The word digital marketing gets thrown out a lot. We use it interchangeably when speaking about social media targeting, website creation and anything related to advertising on the world wide web, really. As was mentioned in Val’s article: digital marketing, real talk, digital marketing has more to do with marketing in the digital world rather than a new way of marketing all together. Basically, digital marketing is still about advertising, except new channels have emerged.
There are many ways in which we can split the way you navigate through the world of digital marketing. Personally, one of the easier ways to understand it, is to go through the tactics first followed by the channels relating to these tactics. So what are the 3 marketing tactics?
Owned Media: is any web media you OWN. More often than not it id YOUR website. Owned media could also extend to social media pages or blog sites that you have full control of.
- Main benefit: Full control of brand image and content.
- Main downside: Lack of credibility, because its coming from your company
Earned Media: Earned media is essentially the internet’s word of mouth. If your company got any shout outs on Forbes’ article or a key influencer has mentioned/blogged about your product WITHOUT your company paying it – that’s coverage you have EARNED. In non-digital slang, this could simply mean good (or bad) PR.

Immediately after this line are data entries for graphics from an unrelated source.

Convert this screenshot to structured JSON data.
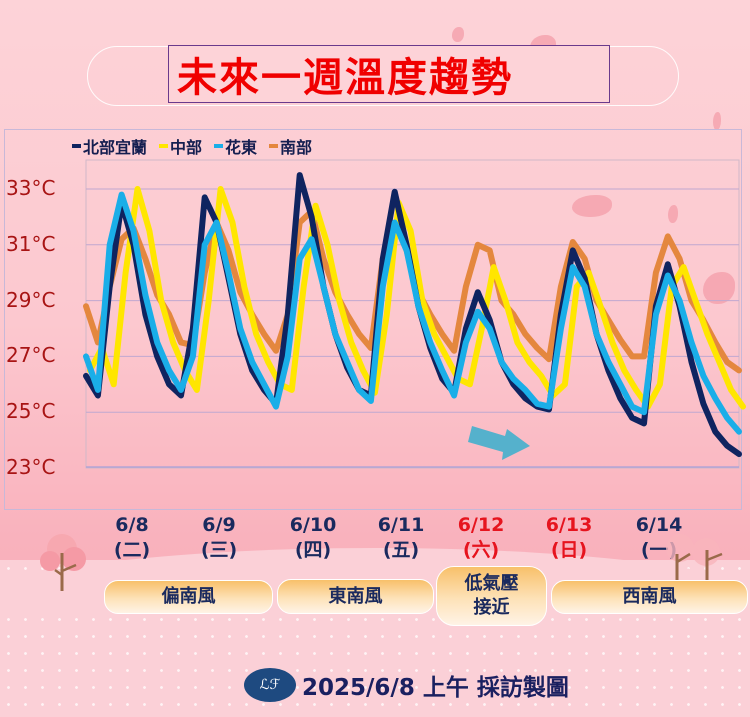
{
  "title": "未來一週溫度趨勢",
  "legend": [
    {
      "label": "北部宜蘭",
      "color": "#0f2460"
    },
    {
      "label": "中部",
      "color": "#ffe600"
    },
    {
      "label": "花東",
      "color": "#1aaee8"
    },
    {
      "label": "南部",
      "color": "#e4873e"
    }
  ],
  "days": [
    {
      "date": "6/8",
      "weekday": "(二)",
      "color": "#1a2a5e"
    },
    {
      "date": "6/9",
      "weekday": "(三)",
      "color": "#1a2a5e"
    },
    {
      "date": "6/10",
      "weekday": "(四)",
      "color": "#1a2a5e"
    },
    {
      "date": "6/11",
      "weekday": "(五)",
      "color": "#1a2a5e"
    },
    {
      "date": "6/12",
      "weekday": "(六)",
      "color": "#e6141e"
    },
    {
      "date": "6/13",
      "weekday": "(日)",
      "color": "#e6141e"
    },
    {
      "date": "6/14",
      "weekday": "(一)",
      "color": "#1a2a5e"
    }
  ],
  "wind": [
    {
      "label": "偏南風"
    },
    {
      "label": "東南風"
    },
    {
      "label": "低氣壓\n接近"
    },
    {
      "label": "西南風"
    }
  ],
  "footer": {
    "logo_icon": "logo-icon",
    "text": "2025/6/8 上午 採訪製圖"
  },
  "arrow": {
    "icon": "right-arrow-icon",
    "color": "#4cb0cc"
  },
  "chart_data": {
    "type": "line",
    "title": "未來一週溫度趨勢",
    "xlabel": "",
    "ylabel": "",
    "ylim": [
      23,
      33
    ],
    "yticks": [
      "33°C",
      "31°C",
      "29°C",
      "27°C",
      "25°C",
      "23°C"
    ],
    "ytick_values": [
      33,
      31,
      29,
      27,
      25,
      23
    ],
    "grid": true,
    "legend_position": "top-left",
    "categories": [
      "6/8 (二)",
      "6/9 (三)",
      "6/10 (四)",
      "6/11 (五)",
      "6/12 (六)",
      "6/13 (日)",
      "6/14 (一)"
    ],
    "x_note": "8 points per day (3-hourly), 56 points total",
    "series": [
      {
        "name": "北部宜蘭",
        "color": "#0f2460",
        "values": [
          26.3,
          25.6,
          29.5,
          32.5,
          31.0,
          28.5,
          27.0,
          26.0,
          25.6,
          28.0,
          32.7,
          31.8,
          29.8,
          27.8,
          26.5,
          25.8,
          25.3,
          28.5,
          33.5,
          32.0,
          29.5,
          27.8,
          26.6,
          25.8,
          25.6,
          30.5,
          32.9,
          31.0,
          28.8,
          27.3,
          26.2,
          25.7,
          28.0,
          29.3,
          28.3,
          26.8,
          26.0,
          25.5,
          25.2,
          25.1,
          28.5,
          30.8,
          29.8,
          27.8,
          26.5,
          25.5,
          24.8,
          24.6,
          28.8,
          30.3,
          28.8,
          26.8,
          25.3,
          24.3,
          23.8,
          23.5
        ]
      },
      {
        "name": "中部",
        "color": "#ffe600",
        "values": [
          26.5,
          27.3,
          26.0,
          30.0,
          33.0,
          31.5,
          29.0,
          27.5,
          26.5,
          25.8,
          29.0,
          33.0,
          31.8,
          29.5,
          27.8,
          26.8,
          26.0,
          25.8,
          29.5,
          32.4,
          31.0,
          29.0,
          27.5,
          26.5,
          25.7,
          28.5,
          32.5,
          31.5,
          29.0,
          27.8,
          27.0,
          26.2,
          26.0,
          28.0,
          30.2,
          29.0,
          27.5,
          26.8,
          26.3,
          25.6,
          26.0,
          29.5,
          30.0,
          28.8,
          27.5,
          26.5,
          25.8,
          25.2,
          26.0,
          29.5,
          30.2,
          29.0,
          27.8,
          26.8,
          25.8,
          25.2
        ]
      },
      {
        "name": "花東",
        "color": "#1aaee8",
        "values": [
          27.0,
          25.8,
          31.0,
          32.8,
          31.5,
          29.2,
          27.5,
          26.5,
          25.8,
          27.0,
          31.0,
          31.8,
          30.0,
          28.0,
          26.8,
          26.0,
          25.2,
          27.0,
          30.5,
          31.2,
          29.5,
          27.8,
          26.8,
          25.8,
          25.4,
          29.5,
          31.8,
          30.8,
          28.8,
          27.5,
          26.5,
          25.6,
          27.5,
          28.6,
          28.0,
          26.8,
          26.2,
          25.8,
          25.3,
          25.2,
          28.0,
          30.2,
          29.5,
          27.8,
          26.8,
          26.0,
          25.2,
          25.0,
          28.5,
          29.9,
          29.0,
          27.5,
          26.3,
          25.5,
          24.8,
          24.3
        ]
      },
      {
        "name": "南部",
        "color": "#e4873e",
        "values": [
          28.8,
          27.5,
          29.5,
          31.2,
          31.6,
          30.5,
          29.2,
          28.5,
          27.5,
          27.4,
          30.0,
          31.8,
          30.8,
          29.3,
          28.5,
          27.8,
          27.2,
          28.5,
          31.8,
          32.2,
          30.5,
          29.3,
          28.5,
          27.8,
          27.3,
          30.5,
          31.8,
          30.8,
          29.3,
          28.5,
          27.8,
          27.2,
          29.5,
          31.0,
          30.8,
          29.0,
          28.5,
          27.8,
          27.3,
          26.9,
          29.5,
          31.1,
          30.5,
          29.0,
          28.3,
          27.6,
          27.0,
          27.0,
          30.0,
          31.3,
          30.5,
          29.0,
          28.3,
          27.5,
          26.8,
          26.5
        ]
      }
    ],
    "annotations": [
      "wind: 偏南風 (6/8-6/9)",
      "東南風 (6/10-6/11)",
      "低氣壓接近 (6/12)",
      "西南風 (6/13-6/14)"
    ]
  }
}
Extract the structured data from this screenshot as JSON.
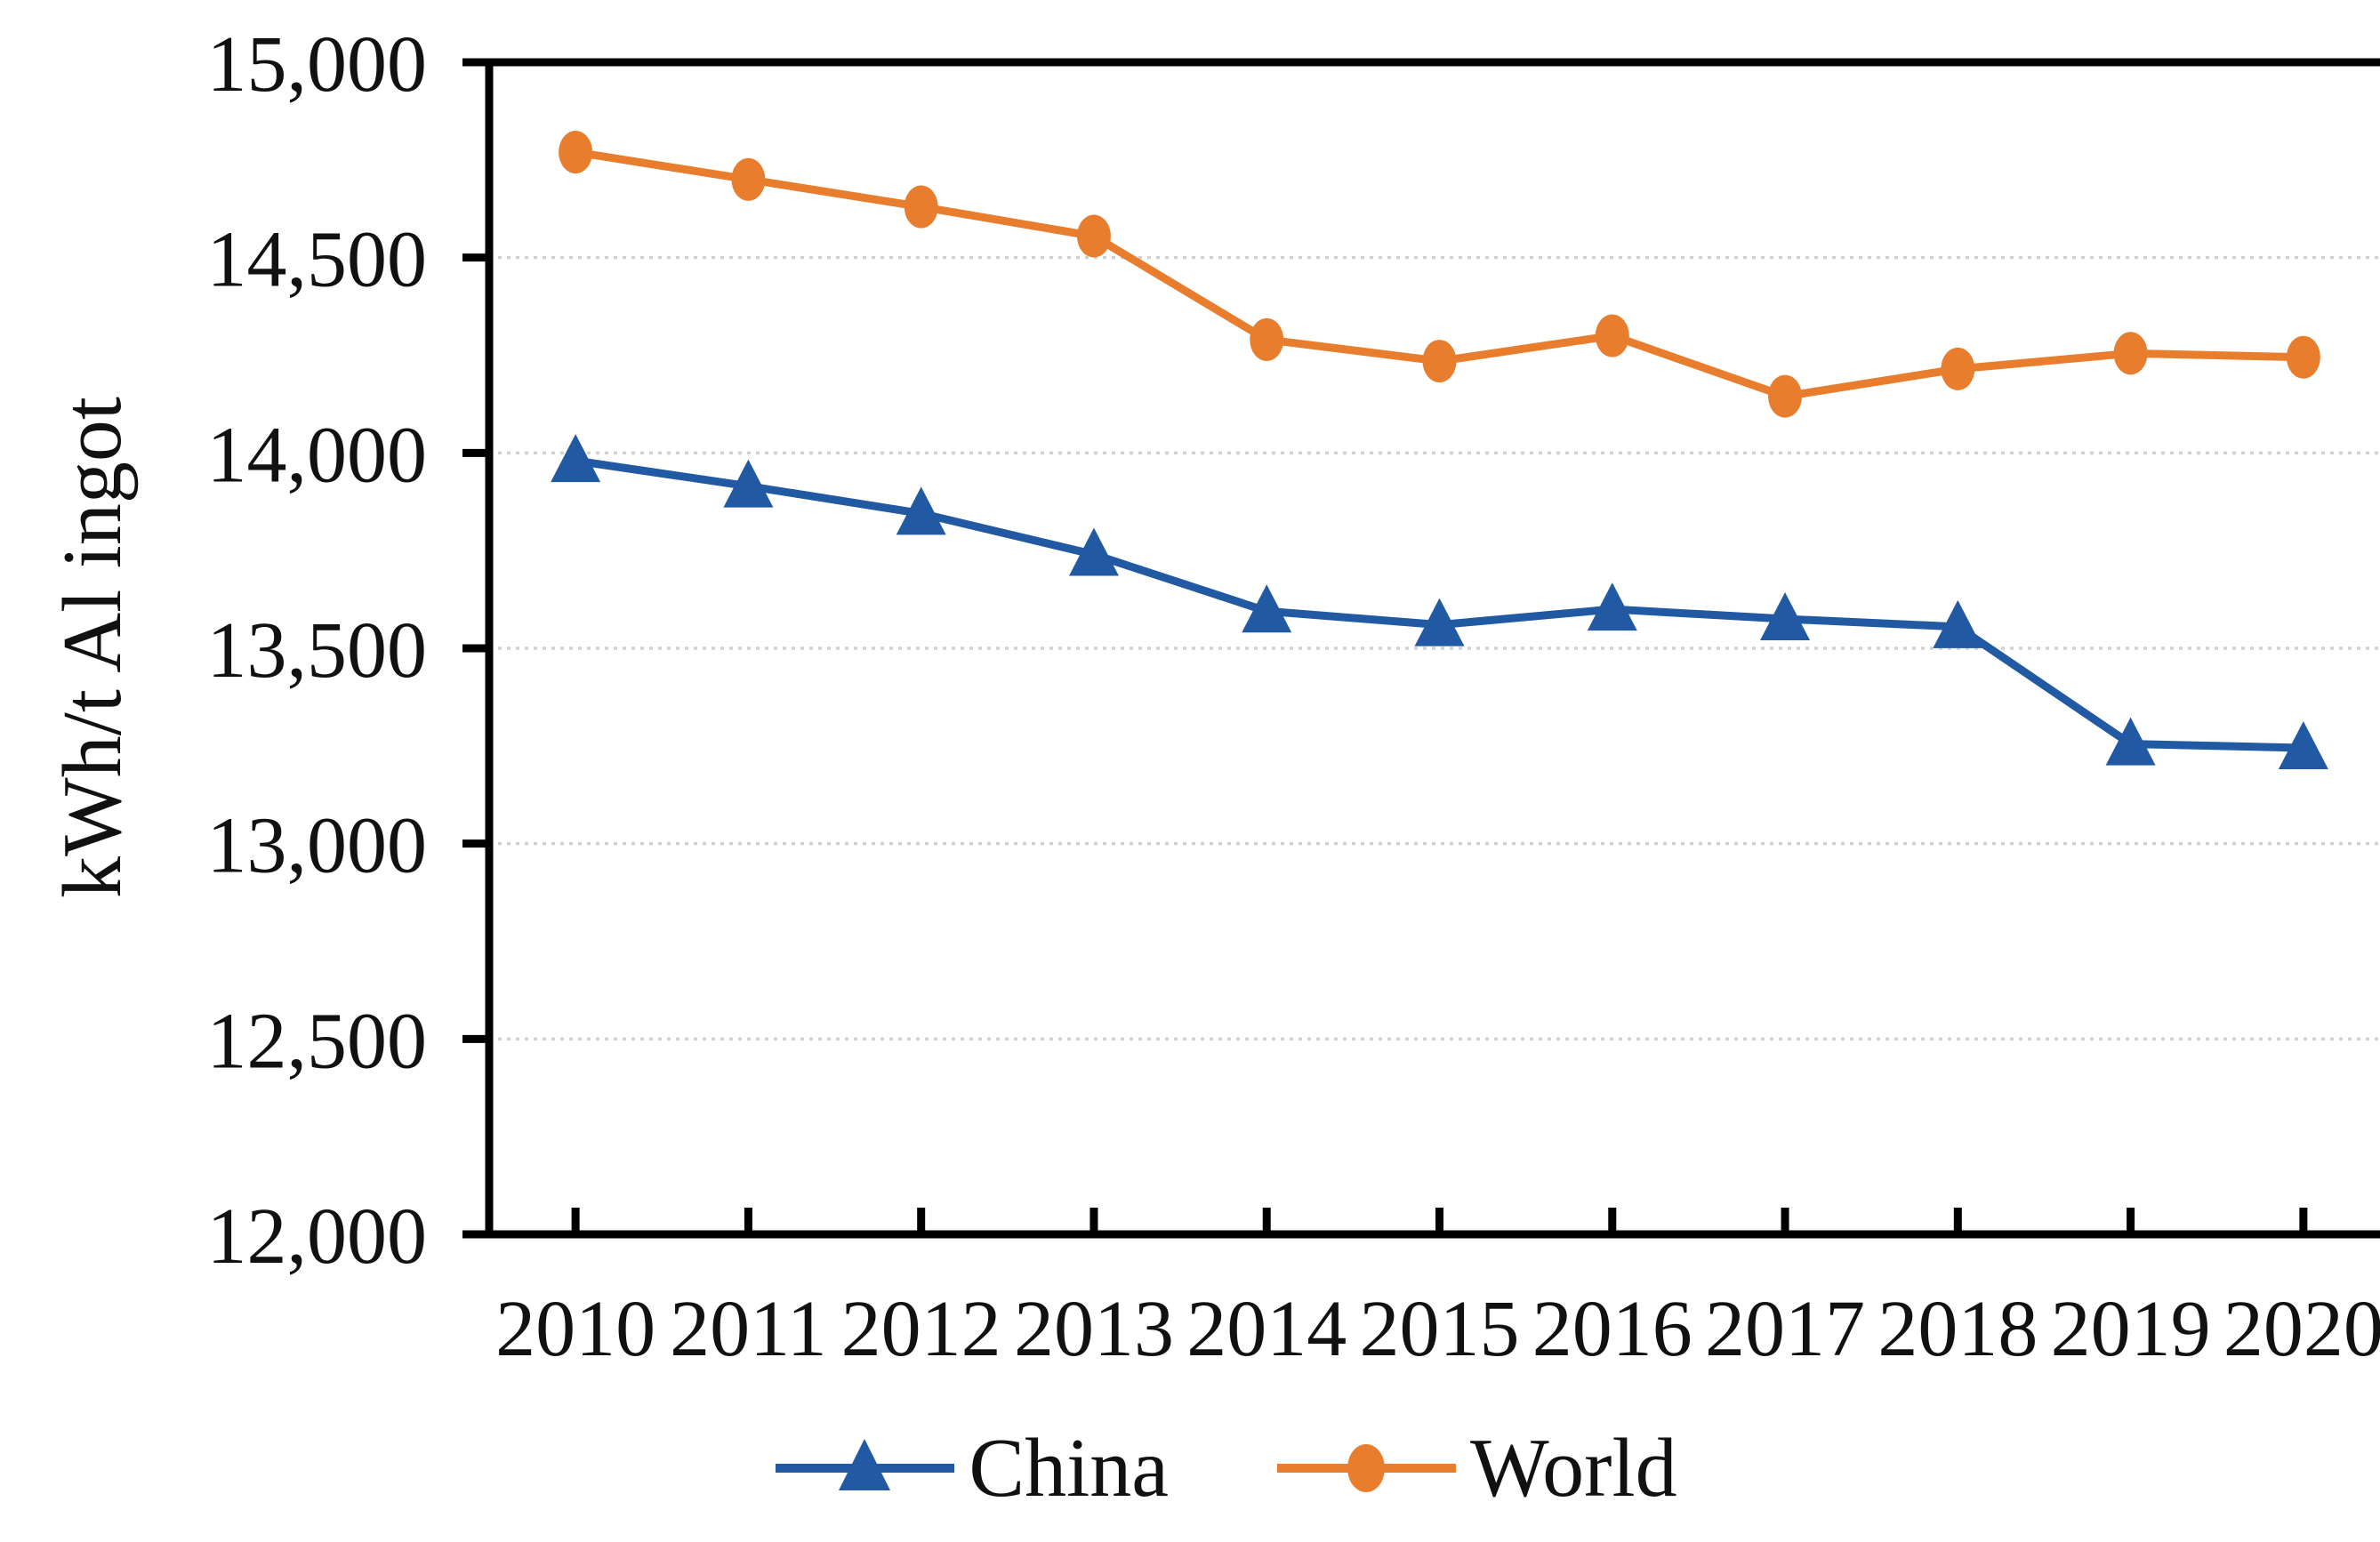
{
  "figure": {
    "background": "#ffffff",
    "axis_color": "#000000",
    "grid_color": "#d2d2d2"
  },
  "chart_data": {
    "type": "line",
    "title": "",
    "ylabel": "kWh/t Al ingot",
    "xlabel": "",
    "x": [
      "2010",
      "2011",
      "2012",
      "2013",
      "2014",
      "2015",
      "2016",
      "2017",
      "2018",
      "2019",
      "2020"
    ],
    "ylim": [
      12000,
      15000
    ],
    "y_tick_step": 500,
    "y_ticks": [
      {
        "value": 12000,
        "label": "12,000"
      },
      {
        "value": 12500,
        "label": "12,500"
      },
      {
        "value": 13000,
        "label": "13,000"
      },
      {
        "value": 13500,
        "label": "13,500"
      },
      {
        "value": 14000,
        "label": "14,000"
      },
      {
        "value": 14500,
        "label": "14,500"
      },
      {
        "value": 15000,
        "label": "15,000"
      }
    ],
    "grid": "horizontal-dotted",
    "legend_position": "bottom",
    "series": [
      {
        "name": "China",
        "color": "#2159A3",
        "marker": "triangle",
        "values": [
          13980,
          13915,
          13845,
          13740,
          13595,
          13560,
          13600,
          13575,
          13555,
          13255,
          13245
        ]
      },
      {
        "name": "World",
        "color": "#E87E2D",
        "marker": "circle",
        "values": [
          14770,
          14700,
          14630,
          14555,
          14290,
          14235,
          14300,
          14145,
          14215,
          14255,
          14245
        ]
      }
    ]
  }
}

- Main benefit: Authenticity and credibility, because it’s coming from a third party
- Main downside: Negative coverage. You can’t control what others say about you.
Paid media: anytime a brand pays to leverage a channel, be it paying influencers to talk about your brand or paying to boost a social media post – that’s paid media. Other examples could include: sponsorships, display ads and SEO (paid search).
- Main benefit: Scale and control of content.
- Main downside: Trying to break through the clutter.
All three elements of owned, earned and paid media are essential to ensure effective marketing in the digital world and each have a halo effect on the digital strategy as a whole.